Yes, the established music industry is in a total state of flux. Startups certainly aren’t immune to the madness either. Dalton Caldwell, founder of now defunct imeem, says startups should stay the hell away (my words, not his). Then you have the CEO of MOG, David Hyman, who retorts that the proof is in the pudding and it can be done. Now Caldwell got burnt and Hyman hasn’t (yet), so one might erroneously conclude that their different opinions are just a result of their different experiences. This may be somewhat true. But really I think they’re both right.

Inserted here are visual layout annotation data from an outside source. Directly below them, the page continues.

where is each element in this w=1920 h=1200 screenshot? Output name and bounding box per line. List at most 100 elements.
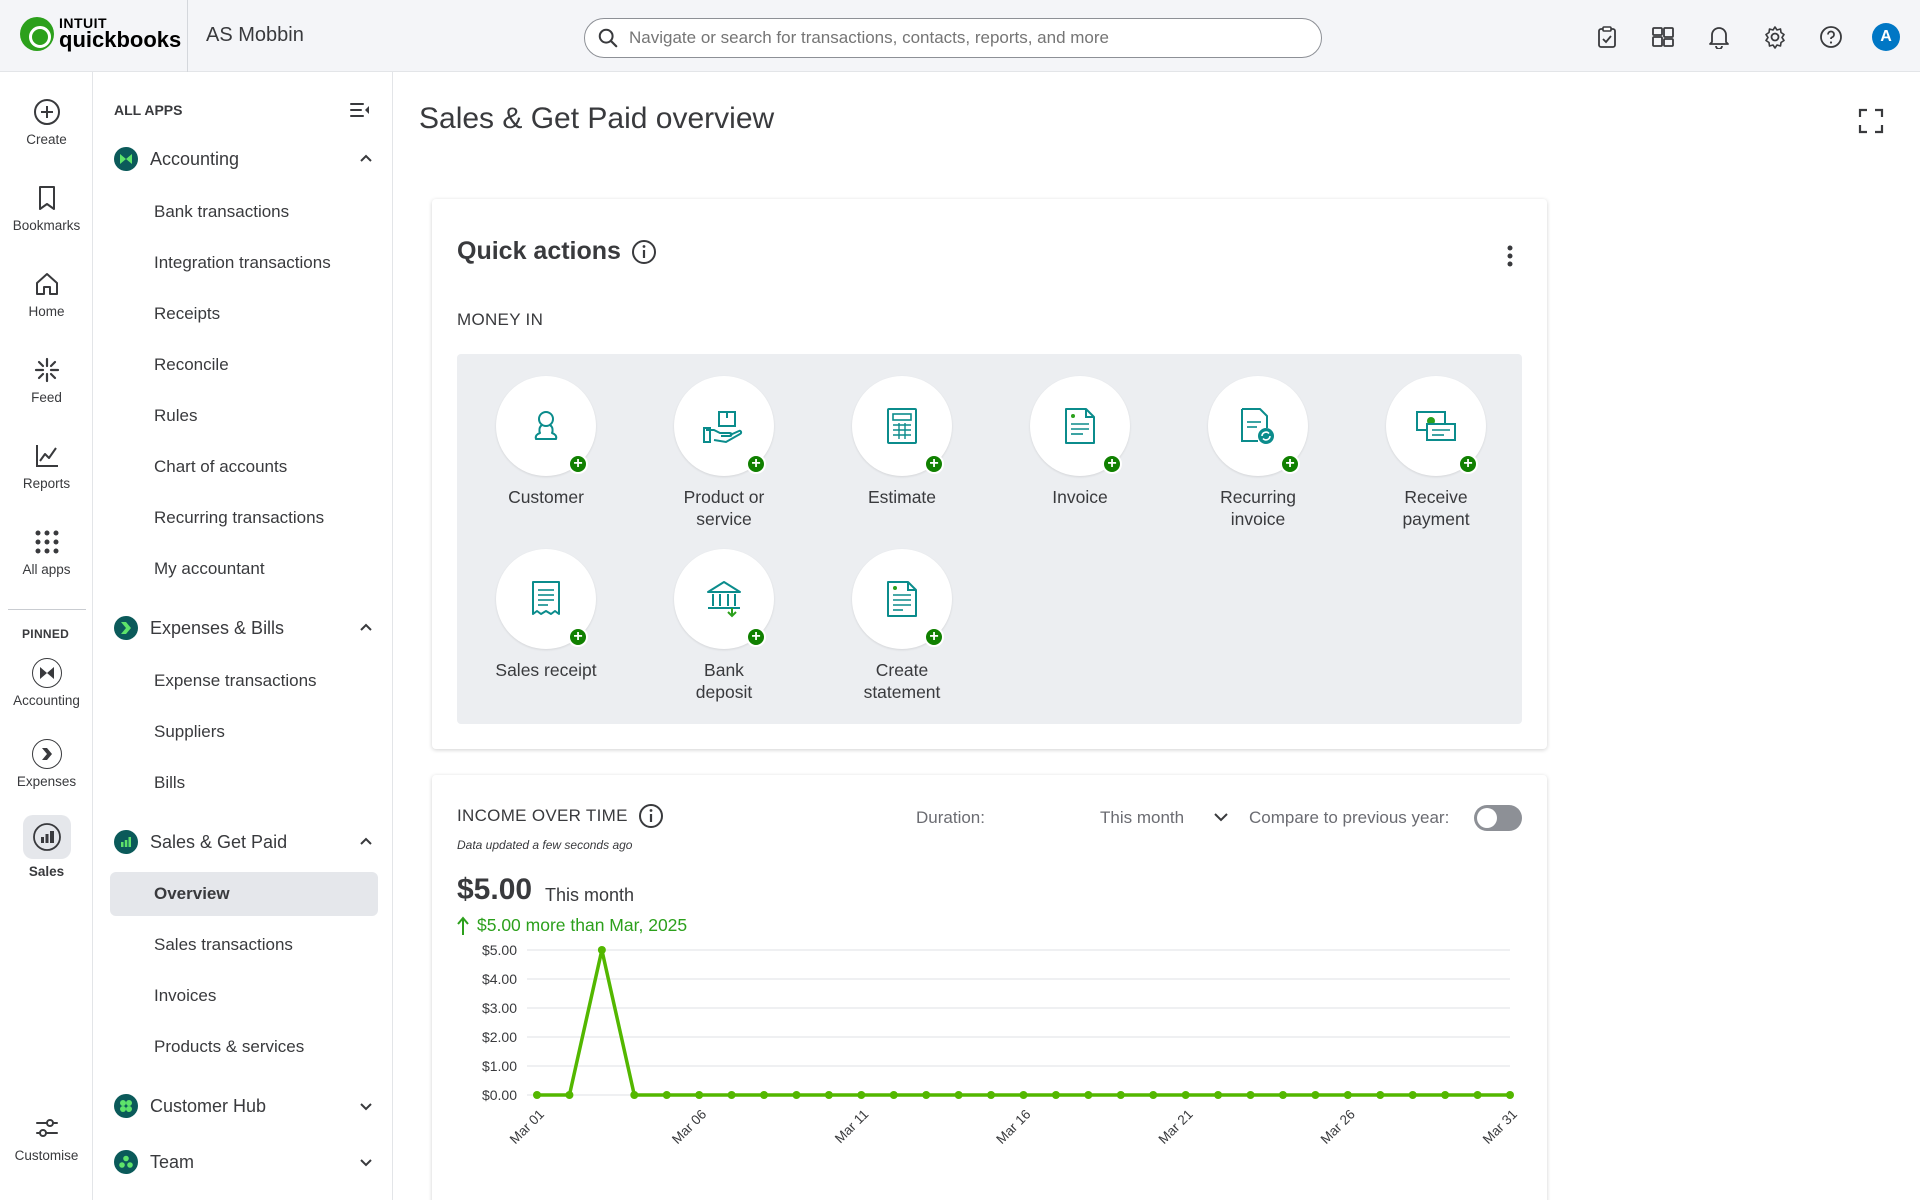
- qa-receive-payment[interactable]: + Receive payment: [1347, 376, 1525, 530]
- rail-bookmarks[interactable]: Bookmarks: [0, 183, 93, 233]
- x-tick-label: Mar 26: [1318, 1107, 1358, 1147]
- section-expenses-bills[interactable]: Expenses & Bills: [114, 613, 374, 643]
- apps-switch-icon[interactable]: [1648, 22, 1678, 52]
- compare-toggle[interactable]: [1474, 805, 1522, 831]
- info-icon[interactable]: [638, 803, 664, 829]
- info-icon[interactable]: [631, 239, 657, 265]
- data-point: [1376, 1091, 1385, 1099]
- y-tick-label: $0.00: [482, 1087, 517, 1103]
- rail-label: Sales: [28, 864, 65, 879]
- qa-product-service[interactable]: + Product or service: [635, 376, 813, 530]
- rail-home[interactable]: Home: [0, 269, 93, 319]
- rail-label: Home: [28, 304, 65, 319]
- compare-label: Compare to previous year:: [1249, 808, 1450, 827]
- notifications-bell-icon[interactable]: [1704, 22, 1734, 52]
- qa-estimate[interactable]: + Estimate: [813, 376, 991, 508]
- sales-icon: [22, 815, 71, 859]
- nav-my-accountant[interactable]: My accountant: [154, 559, 265, 578]
- sliders-icon: [32, 1113, 62, 1143]
- nav-chart-of-accounts[interactable]: Chart of accounts: [154, 457, 288, 476]
- section-accounting[interactable]: Accounting: [114, 144, 374, 174]
- y-tick-label: $5.00: [482, 945, 517, 958]
- nav-suppliers[interactable]: Suppliers: [154, 722, 225, 741]
- rail-create[interactable]: Create: [0, 97, 93, 147]
- section-team[interactable]: Team: [114, 1147, 374, 1177]
- nav-bank-transactions[interactable]: Bank transactions: [154, 202, 290, 221]
- rail-pinned-accounting[interactable]: Accounting: [0, 658, 93, 708]
- search-input[interactable]: [629, 28, 1289, 48]
- rail-all-apps[interactable]: All apps: [0, 527, 93, 577]
- fullscreen-icon[interactable]: [1858, 108, 1884, 139]
- rail-label: Create: [26, 132, 67, 147]
- bank-deposit-icon: [707, 581, 741, 618]
- global-search[interactable]: [584, 18, 1322, 58]
- help-icon[interactable]: [1816, 22, 1846, 52]
- qa-customer[interactable]: + Customer: [457, 376, 635, 508]
- nav-expense-transactions[interactable]: Expense transactions: [154, 671, 317, 690]
- rail-pinned-expenses[interactable]: Expenses: [0, 739, 93, 789]
- recurring-invoice-icon: [1241, 408, 1274, 444]
- more-options-icon[interactable]: [1507, 245, 1513, 272]
- user-avatar[interactable]: A: [1872, 23, 1900, 51]
- collapse-sidebar-icon[interactable]: [350, 102, 370, 123]
- feed-icon: [32, 355, 62, 385]
- left-rail: Create Bookmarks Home Feed Reports All a…: [0, 72, 93, 1200]
- section-title: Customer Hub: [150, 1095, 267, 1116]
- rail-reports[interactable]: Reports: [0, 441, 93, 491]
- data-point: [1084, 1091, 1093, 1099]
- section-customer-hub[interactable]: Customer Hub: [114, 1091, 374, 1121]
- qa-bank-deposit[interactable]: + Bank deposit: [635, 549, 813, 703]
- qa-sales-receipt[interactable]: + Sales receipt: [457, 549, 635, 681]
- quickbooks-logo[interactable]: INTUIT quickbooks: [20, 16, 181, 51]
- section-title: Sales & Get Paid: [150, 831, 288, 852]
- data-point: [1473, 1091, 1482, 1099]
- top-divider: [187, 0, 188, 72]
- top-bar: INTUIT quickbooks AS Mobbin A: [0, 0, 1920, 72]
- qa-recurring-invoice[interactable]: + Recurring invoice: [1169, 376, 1347, 530]
- chevron-up-icon: [360, 623, 372, 631]
- accounting-app-icon: [114, 147, 138, 171]
- data-point: [1311, 1091, 1320, 1099]
- qa-label: Customer: [508, 487, 584, 507]
- income-heading: INCOME OVER TIME: [457, 806, 628, 825]
- add-plus-icon: +: [746, 454, 766, 474]
- add-plus-icon: +: [924, 454, 944, 474]
- nav-invoices[interactable]: Invoices: [154, 986, 217, 1005]
- data-point: [1149, 1091, 1158, 1099]
- income-over-time-card: INCOME OVER TIME Data updated a few seco…: [432, 775, 1547, 1200]
- chevron-down-icon[interactable]: [1212, 809, 1230, 825]
- income-line-chart: $0.00 $1.00 $2.00 $3.00 $4.00 $5.00 Mar 01 Mar …: [482, 945, 1520, 1147]
- data-point: [1019, 1091, 1028, 1099]
- rail-feed[interactable]: Feed: [0, 355, 93, 405]
- chevron-up-icon: [360, 154, 372, 162]
- nav-rules[interactable]: Rules: [154, 406, 198, 425]
- data-point: [922, 1091, 931, 1099]
- company-name[interactable]: AS Mobbin: [206, 24, 304, 46]
- data-point: [1278, 1091, 1287, 1099]
- qa-invoice[interactable]: + Invoice: [991, 376, 1169, 508]
- nav-overview[interactable]: Overview: [110, 872, 378, 916]
- y-tick-label: $3.00: [482, 1000, 517, 1016]
- rail-label: Reports: [22, 476, 71, 491]
- add-plus-icon: +: [924, 627, 944, 647]
- all-apps-heading: ALL APPS: [114, 102, 183, 118]
- nav-integration-transactions[interactable]: Integration transactions: [154, 253, 331, 272]
- settings-gear-icon[interactable]: [1760, 22, 1790, 52]
- duration-select[interactable]: This month: [1100, 808, 1185, 827]
- plus-circle-icon: [32, 97, 62, 127]
- section-sales-get-paid[interactable]: Sales & Get Paid: [114, 827, 374, 857]
- task-clipboard-icon[interactable]: [1592, 22, 1622, 52]
- qa-create-statement[interactable]: + Create statement: [813, 549, 991, 703]
- rail-pinned-sales[interactable]: Sales: [0, 815, 93, 879]
- nav-bills[interactable]: Bills: [154, 773, 186, 792]
- nav-products-services[interactable]: Products & services: [154, 1037, 305, 1056]
- invoice-icon: [1065, 408, 1095, 444]
- rail-customise[interactable]: Customise: [0, 1113, 93, 1163]
- logo-intuit-text: INTUIT: [59, 15, 108, 31]
- nav-recurring-transactions[interactable]: Recurring transactions: [154, 508, 325, 527]
- nav-sales-transactions[interactable]: Sales transactions: [154, 935, 293, 954]
- x-tick-label: Mar 21: [1155, 1107, 1195, 1147]
- nav-receipts[interactable]: Receipts: [154, 304, 221, 323]
- nav-reconcile[interactable]: Reconcile: [154, 355, 229, 374]
- expenses-icon: [31, 739, 62, 769]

You could, but you really shouldn’t

The fact is they really aren’t saying anything contradictory to each other. They both recognize its an  incredibly complex industry thats difficult for newcomers to navigate. Oh but you’re an expert? Because your CD/mp3/Vinyl/whatever collection is bigger than all your friends’? Yea, thats probably not going to help you deal with the business development departments at the Big 4 labels. Its just plain hard, okay? Both Dalton and David really drive home one key point; its a numbers game. If you’re selling downloads of label music, you’re going to have slim margins (lots of hands in lots of pockets). If you’re selling tools for musicians, you’re going to have slim conversions (they’re not called starving artists for nothing). To be profitable in this space, you must walk a very fine line when it comes to your financials.

So what?

So just do it. There has been a growing sentiment among startup folks these past few months that doing anything music related is just plain suicide. Maybe. The music is an oligopoly; controlling power rests with Universal, Sony, EMI, and Warner Records. The startup’s job is to poke and prod, trying to expose their weaknesses. Once a significant enough weakness is exposed and leveraged in one of the labels, the rest will ultimately follow suit. But without the nuisance of innovation, the Big 4 machine will not and cannot change its course.